Getting ready
Preparing to observe significant dates is an exercise in liminality
I didn’t think it would be this way, and it’s harder than I thought it might be. The days are ticking by to mark a year since I found Claudia’s unconscious body and then, ten days later, released her into Love’s keeping.
Other important dates have come and gone. Our 29th wedding anniversary, the first we did not share together, three months after her death. My 61st birthday, the first I observed without her in over thirty years. Her 62nd birthday, the first time she would have been eligible to retire with (limited) Social Security benefits. Over the past year I have remembered the birthdays of our children and grandchildren, celebrated Easter and Thanksgiving and Christmas in new ways. So it’s not like there haven’t been hard days over the course of the past year.
But there’s something about the one-year marker of Claudia’s collapse and death that weigh more heavily on my soul. I’ve been wondering why, and then I stepped out with Otis into the darkened early morning, sensing a change in the air. The past few days have been balmy enticements toward Spring, but a shift is occurring. The moon’s soft glow was illuminating the sky, and I could see mottled clouds moving briskly in the onyx atmosphere. Awaiting Otis, I heard the memorial wind chimes in my backyard, thrumming with activity.
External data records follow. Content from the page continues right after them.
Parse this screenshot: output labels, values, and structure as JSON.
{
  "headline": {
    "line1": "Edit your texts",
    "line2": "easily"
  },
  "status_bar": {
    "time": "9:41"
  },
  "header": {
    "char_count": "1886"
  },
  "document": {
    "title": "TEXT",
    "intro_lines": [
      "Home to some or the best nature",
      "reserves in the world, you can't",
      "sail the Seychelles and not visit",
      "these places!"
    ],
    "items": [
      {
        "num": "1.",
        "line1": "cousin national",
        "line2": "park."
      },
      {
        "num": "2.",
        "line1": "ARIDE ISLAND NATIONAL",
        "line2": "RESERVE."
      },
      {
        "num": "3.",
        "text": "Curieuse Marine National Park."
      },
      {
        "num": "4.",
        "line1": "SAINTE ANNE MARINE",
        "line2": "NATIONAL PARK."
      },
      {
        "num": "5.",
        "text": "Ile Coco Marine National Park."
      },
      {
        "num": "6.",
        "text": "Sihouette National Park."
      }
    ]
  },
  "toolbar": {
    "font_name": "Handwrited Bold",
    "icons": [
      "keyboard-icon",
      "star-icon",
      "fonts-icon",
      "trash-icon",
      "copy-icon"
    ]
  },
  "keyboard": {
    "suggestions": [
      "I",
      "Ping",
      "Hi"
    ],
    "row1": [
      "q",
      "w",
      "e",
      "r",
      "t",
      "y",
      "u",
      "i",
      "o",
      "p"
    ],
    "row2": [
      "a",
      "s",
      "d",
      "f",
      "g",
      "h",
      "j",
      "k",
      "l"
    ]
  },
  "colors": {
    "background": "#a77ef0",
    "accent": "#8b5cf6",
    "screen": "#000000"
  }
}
The previously mild temperature of yesterday now has a bite to it. This morning begins with the vestiges of yesterday and the possibilities of tomorrow churning together, uncertainty afoot. It is a liminal (“in-between time”) start to the day.
I sense that my own disquieted spirit is because this is yet another liminal moment in my bereavement journey. A full year since my loved one’s demise means that something is shifting, although I am not quite sure what that is. I think, primarily, it’s the sense of finality — the looming sense of closure — a year brings. Somewhere, hibernating in the den of my subconscious, there is a creature called “false hope.” It is not logical, it is not intentional, but it is there. Somehow, against all evidence to the contrary, I am waiting for Claudia to come home. And while she has come Home in a spiritual sense, she will never come home to me in a physical sense ever again.
It’s a strange thing, really, because I know this rationally, but I can’t seem to believe it completely. It’s not really denial, and it’s not that I’m angry (two of the classic “stages of grief”). And it’s not that I haven’t accepted my new reality. It’s just that deep within I wish it weren’t so, and unconsciously I harbor misplaced hope.
It’s a liminal time for me, sorting out memories, relinquishing my attachments, living into a new way of being. I’ve been at it for a year now, and I’ve made progress with some setbacks, but I’m not quite ready to fully embrace this way of life foisted upon me by a physical crisis that could not have been prevented or corrected.
For some reason it reminds me of this old Curtis Mayfield song, “People Get Ready.” He was writing during the Civil Rights Era, encouraging everyone to get on board the train that would lead to a new way of life. All it required was a step of faith, an awareness that “the diesel” was “hummin’,” and it was an invitation for all to ride, even when the final destination was not yet in sight.
As I reflect on the lyrics of this hopeful music, I am reminded that while great progress has taken place in our country in the past sixty years to advance the civil rights of all people, the journey is not yet complete. There have been surges forward and ebbs backward in the arduous work to achieve a world of greater freedom and dignity for all. It continues to be a liminal time — the already but not quite yet.
I find that grief works that way for me: moments of banner-waving optimism followed by my own personal walk through the bloodied grief streets of Selma. I know what is gone, I can see where I want to be, but I’m not quite there yet.
So I will listen for the whistle of the train, push myself to get to the station, and get on board, one passenger among many others, riding this train to a new day. The beauty of it is that I don’t need to be the Engineer on this train, I don’t even need to know how many stops will there be along the way. I know I can trust Love with both my journey and my destination.
For today, once again, I simply need to get on board.

❤️
Neither you (and especially you) or Claudia would be the same people you became without each other. It was not you and me—it was WE. When you lost Claudia so suddenly, you also lost a big part of you. I have been so impressed with the way you have stretched forward each day and chose to share the journey with all of us on this Substack. I had my 6th anniversary of becoming just me after 53 years on February 19th. I think it was a little better this year. We have our Lord Jesus to carry us on these days when we can only stumble along “making it through”.